The goal is a source that the rest of your pipeline can treat like any other iterable of records, with all the boundary mess hidden behind one clean, testable function. We build toward exactly that by the end of the chapter.
Why data engineers care
Code that ignores the boundary works in a demo and fails in production: it hangs on a slow call, crashes on a flaky one, gets banned for ignoring rate limits, or leaks a secret into a log. Treating the boundary with respect is what makes a pipeline survive contact with reality.
Core mental model
Inside your process: trust it. Across the boundary: assume slow, flaky, and rate-limited, and code defensively for all three.
Inside your process
fast · reliable · in your control
Pure transforms over records, as in chapters 1-10.
External world (API / DB)
- • slow (network latency)
- • flaky (can fail any call)
- • rate-limited (will throttle you)
- • changes without warning
Every rule in this chapter exists because the right side is slow, flaky, and rate-limited. Code that ignores that works in a demo and fails in production.
- boundary
- The line between your process and an external system (API or database) you do not control.
- transient failure
- A temporary error (timeout, 429, 5xx) that often succeeds if retried.
- idempotent read
- A read that returns the same slice when repeated, so a rerun does no harm.
- source
- A function that hides boundary concerns and yields records to the rest of the pipeline.
Common mistake
Treating an API or database call like a local function that always returns instantly and succeeds.
The first slow or failed call hangs or crashes the whole job, often at 3am when the upstream has a bad day.
Better habit
- Assume every external call can be slow, fail, or be throttled.
- Decide the failure and retry policy before writing the happy path.
- Hide boundary details behind a single source function.
Upstream systems have outages, deploys, and rate-limit changes you never hear about.

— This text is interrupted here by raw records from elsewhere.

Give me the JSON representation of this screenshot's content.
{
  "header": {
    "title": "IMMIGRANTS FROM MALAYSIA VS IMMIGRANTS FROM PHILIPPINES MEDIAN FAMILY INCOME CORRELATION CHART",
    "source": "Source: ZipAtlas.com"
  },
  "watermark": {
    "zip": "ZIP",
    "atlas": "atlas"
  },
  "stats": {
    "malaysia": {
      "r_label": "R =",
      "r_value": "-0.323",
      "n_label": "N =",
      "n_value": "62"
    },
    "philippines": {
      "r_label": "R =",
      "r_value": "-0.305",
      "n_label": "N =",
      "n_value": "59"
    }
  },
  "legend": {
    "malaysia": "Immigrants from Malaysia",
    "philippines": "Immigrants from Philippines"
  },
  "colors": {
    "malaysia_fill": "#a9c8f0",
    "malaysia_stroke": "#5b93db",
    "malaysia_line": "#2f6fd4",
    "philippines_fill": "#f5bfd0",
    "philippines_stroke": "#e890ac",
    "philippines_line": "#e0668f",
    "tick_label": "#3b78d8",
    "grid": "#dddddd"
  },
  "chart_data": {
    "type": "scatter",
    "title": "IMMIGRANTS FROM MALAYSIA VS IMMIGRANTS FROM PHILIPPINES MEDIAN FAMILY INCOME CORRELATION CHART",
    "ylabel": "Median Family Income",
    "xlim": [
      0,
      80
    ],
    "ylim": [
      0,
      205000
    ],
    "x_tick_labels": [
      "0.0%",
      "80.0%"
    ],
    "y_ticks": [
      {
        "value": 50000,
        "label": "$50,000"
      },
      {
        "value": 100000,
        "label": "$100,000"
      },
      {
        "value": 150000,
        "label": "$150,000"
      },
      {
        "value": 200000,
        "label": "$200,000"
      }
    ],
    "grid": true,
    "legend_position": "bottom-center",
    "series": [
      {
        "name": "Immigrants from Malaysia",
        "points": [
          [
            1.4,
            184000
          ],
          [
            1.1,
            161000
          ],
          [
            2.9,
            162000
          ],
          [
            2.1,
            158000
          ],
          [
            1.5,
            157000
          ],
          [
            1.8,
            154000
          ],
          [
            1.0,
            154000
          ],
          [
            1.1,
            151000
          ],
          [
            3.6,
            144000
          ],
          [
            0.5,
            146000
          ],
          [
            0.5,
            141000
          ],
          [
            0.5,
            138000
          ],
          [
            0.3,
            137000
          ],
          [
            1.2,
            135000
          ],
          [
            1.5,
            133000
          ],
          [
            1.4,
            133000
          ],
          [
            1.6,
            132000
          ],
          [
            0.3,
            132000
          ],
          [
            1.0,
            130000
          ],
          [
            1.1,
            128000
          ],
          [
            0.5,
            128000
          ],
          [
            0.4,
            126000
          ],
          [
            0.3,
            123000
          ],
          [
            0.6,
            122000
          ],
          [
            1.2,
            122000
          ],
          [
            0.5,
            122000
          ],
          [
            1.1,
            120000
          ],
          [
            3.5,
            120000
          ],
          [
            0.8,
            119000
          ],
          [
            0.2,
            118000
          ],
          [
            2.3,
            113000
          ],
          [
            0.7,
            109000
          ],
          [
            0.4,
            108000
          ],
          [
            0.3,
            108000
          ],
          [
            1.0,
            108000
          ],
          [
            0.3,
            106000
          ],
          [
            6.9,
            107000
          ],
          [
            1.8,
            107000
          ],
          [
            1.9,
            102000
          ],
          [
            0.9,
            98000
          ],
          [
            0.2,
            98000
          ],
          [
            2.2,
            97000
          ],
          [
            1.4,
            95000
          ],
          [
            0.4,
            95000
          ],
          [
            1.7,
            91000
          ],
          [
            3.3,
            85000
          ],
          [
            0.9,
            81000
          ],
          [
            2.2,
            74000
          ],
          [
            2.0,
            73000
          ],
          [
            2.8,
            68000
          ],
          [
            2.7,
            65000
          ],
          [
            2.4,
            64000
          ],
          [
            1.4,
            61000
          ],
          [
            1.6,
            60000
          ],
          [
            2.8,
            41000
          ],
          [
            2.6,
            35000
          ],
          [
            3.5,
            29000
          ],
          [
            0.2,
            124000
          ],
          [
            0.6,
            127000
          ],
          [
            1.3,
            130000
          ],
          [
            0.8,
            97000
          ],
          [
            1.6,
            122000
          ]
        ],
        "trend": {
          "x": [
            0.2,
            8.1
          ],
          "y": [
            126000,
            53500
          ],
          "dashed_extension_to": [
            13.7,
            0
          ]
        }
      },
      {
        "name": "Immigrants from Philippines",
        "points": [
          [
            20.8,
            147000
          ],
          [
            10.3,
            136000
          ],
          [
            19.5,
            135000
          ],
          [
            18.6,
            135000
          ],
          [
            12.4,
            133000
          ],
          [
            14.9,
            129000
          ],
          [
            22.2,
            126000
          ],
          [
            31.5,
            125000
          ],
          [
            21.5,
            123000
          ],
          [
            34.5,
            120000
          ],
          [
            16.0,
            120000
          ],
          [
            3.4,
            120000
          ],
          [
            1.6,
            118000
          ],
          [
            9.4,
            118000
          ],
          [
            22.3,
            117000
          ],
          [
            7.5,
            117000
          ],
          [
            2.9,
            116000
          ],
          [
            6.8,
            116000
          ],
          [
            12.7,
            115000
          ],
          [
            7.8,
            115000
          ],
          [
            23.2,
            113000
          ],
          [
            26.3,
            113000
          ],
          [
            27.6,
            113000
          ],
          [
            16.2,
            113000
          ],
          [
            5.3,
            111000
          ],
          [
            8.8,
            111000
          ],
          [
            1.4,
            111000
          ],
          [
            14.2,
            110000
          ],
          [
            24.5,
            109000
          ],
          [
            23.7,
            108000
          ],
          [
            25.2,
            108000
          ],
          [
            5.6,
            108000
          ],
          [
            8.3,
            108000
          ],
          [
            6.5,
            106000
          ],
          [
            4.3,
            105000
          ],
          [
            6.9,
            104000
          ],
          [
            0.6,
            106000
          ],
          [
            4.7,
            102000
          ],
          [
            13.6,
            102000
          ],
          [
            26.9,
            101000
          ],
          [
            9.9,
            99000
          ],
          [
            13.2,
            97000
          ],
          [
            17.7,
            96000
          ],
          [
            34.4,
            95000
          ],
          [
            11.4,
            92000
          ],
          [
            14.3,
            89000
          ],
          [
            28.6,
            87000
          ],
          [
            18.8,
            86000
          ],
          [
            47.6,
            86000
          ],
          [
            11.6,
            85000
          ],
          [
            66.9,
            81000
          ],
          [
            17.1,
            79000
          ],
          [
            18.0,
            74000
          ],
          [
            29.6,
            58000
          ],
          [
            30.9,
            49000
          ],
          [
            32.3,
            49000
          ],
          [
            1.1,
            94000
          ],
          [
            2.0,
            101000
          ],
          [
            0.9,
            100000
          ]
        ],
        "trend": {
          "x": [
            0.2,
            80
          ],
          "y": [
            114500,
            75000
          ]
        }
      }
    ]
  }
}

Your job has to absorb that without losing or duplicating data.
Asked to "pull data from an API", a senior answer names timeouts, retries with backoff, pagination, and rate limits before writing a single line. That checklist is the signal.
Practice prompts
- List the three facts that become true once a call crosses the boundary.
- Name which technique in this chapter addresses each of those three facts.
Remember this
Crossing the boundary changes the rules: code for slow, flaky, and rate-limited from the first line, and hide it behind a clean source.